Creating a dummy database for testing purposes
In my current job I’m in the process of writing a documentation about databases. In order to show some usage examples, I’ve thought of using a dataset with sample data.
Requirements
So, in order to do this, I’d need to have installed docker and docker-compose.
Downloading the CSV file
So, the most important phase of creating this dummy database would be to find a source. Luckily, this repository on Github has a lot of files that can be used to fill the tables with records.
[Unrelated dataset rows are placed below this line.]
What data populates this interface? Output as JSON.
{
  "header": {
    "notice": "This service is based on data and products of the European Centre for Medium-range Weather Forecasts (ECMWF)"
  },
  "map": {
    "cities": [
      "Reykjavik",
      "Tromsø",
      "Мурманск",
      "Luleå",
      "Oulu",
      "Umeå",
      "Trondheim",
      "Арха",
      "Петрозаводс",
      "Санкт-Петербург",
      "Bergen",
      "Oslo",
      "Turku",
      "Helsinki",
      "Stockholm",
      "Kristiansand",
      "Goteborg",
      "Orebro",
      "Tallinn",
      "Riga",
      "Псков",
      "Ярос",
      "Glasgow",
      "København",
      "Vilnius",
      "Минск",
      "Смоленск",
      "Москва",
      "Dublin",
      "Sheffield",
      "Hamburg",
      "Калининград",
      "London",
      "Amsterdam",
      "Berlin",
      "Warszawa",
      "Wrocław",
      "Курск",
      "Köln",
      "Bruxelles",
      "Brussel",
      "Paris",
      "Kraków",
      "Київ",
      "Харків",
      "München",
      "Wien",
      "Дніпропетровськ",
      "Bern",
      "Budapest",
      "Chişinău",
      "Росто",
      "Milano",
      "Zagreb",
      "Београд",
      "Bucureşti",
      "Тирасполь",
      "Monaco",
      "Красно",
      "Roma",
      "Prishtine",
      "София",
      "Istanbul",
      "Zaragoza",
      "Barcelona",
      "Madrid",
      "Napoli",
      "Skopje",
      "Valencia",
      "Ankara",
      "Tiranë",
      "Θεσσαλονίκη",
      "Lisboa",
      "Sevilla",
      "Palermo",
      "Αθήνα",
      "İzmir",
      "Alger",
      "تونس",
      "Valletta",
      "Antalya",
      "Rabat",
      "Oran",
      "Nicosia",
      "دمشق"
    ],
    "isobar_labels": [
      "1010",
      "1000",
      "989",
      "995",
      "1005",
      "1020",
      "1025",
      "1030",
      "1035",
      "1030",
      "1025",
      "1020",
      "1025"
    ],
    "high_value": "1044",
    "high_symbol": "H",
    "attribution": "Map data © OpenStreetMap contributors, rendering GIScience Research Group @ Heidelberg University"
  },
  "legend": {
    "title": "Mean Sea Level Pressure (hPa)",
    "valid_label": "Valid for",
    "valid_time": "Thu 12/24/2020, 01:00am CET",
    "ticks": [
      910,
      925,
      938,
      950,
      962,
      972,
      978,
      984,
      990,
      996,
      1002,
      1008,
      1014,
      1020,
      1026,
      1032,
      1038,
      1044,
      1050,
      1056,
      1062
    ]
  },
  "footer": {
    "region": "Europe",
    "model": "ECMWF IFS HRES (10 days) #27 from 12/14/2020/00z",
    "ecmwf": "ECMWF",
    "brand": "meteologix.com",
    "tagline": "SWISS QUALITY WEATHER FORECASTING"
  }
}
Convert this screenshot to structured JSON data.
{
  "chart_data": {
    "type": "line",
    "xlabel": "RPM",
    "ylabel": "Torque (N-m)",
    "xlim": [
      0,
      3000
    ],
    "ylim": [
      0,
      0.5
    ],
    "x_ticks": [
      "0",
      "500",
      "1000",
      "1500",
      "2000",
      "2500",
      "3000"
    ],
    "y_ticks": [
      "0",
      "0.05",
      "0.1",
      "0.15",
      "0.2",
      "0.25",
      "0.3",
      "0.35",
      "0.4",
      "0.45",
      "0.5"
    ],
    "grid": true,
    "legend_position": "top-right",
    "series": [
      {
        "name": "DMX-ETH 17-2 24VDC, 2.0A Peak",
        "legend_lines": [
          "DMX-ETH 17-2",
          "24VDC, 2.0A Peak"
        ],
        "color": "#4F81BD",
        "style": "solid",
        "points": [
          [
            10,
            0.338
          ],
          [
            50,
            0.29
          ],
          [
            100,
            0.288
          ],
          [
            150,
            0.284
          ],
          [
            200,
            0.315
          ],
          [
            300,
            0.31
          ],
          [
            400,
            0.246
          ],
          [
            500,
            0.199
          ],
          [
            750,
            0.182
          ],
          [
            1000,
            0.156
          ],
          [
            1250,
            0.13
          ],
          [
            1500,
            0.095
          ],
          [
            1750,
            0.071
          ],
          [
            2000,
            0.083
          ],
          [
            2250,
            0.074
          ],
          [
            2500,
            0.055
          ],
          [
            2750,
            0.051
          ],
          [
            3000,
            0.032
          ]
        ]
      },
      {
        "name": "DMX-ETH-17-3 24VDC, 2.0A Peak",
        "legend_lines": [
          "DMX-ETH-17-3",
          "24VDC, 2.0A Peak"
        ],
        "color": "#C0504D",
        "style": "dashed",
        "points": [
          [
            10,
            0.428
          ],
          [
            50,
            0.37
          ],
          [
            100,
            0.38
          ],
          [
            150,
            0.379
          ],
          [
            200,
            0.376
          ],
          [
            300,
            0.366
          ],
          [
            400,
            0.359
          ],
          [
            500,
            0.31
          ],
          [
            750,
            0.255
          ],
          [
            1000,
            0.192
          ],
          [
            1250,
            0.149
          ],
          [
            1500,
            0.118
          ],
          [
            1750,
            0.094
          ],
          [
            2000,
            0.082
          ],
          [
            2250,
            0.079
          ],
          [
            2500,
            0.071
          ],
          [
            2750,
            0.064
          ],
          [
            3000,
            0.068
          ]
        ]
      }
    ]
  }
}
Here I’d be using their Anime Dataset, since it is from a topic that I like and has a ton of records.
In order to download it, I’d do the following:
wget https://raw.githubusercontent.com/MainakRepositor/Datasets/master/anime.csv
Creating the PostgreSQL container specification
First, I’d need to create a docker-compose.yaml
file:
cat << EOF > docker-compose.yaml
version: "3"
services:
postgres:
image: postgres
volumes:
- ./postgres-data:/var/lib/postgresql/data
- ./postgres-init-scripts/:/docker-entrypoint-initdb.d
- ./anime.csv:/anime.csv
environment:
- "POSTGRES_PASSWORD=<YourStrong@Passw0rd>"
EOF
In the file, I’ve defined a container that would store the database files inside a folder called postgres-data
. It’d also have a init script that would create the only table in my database and mount the csv file.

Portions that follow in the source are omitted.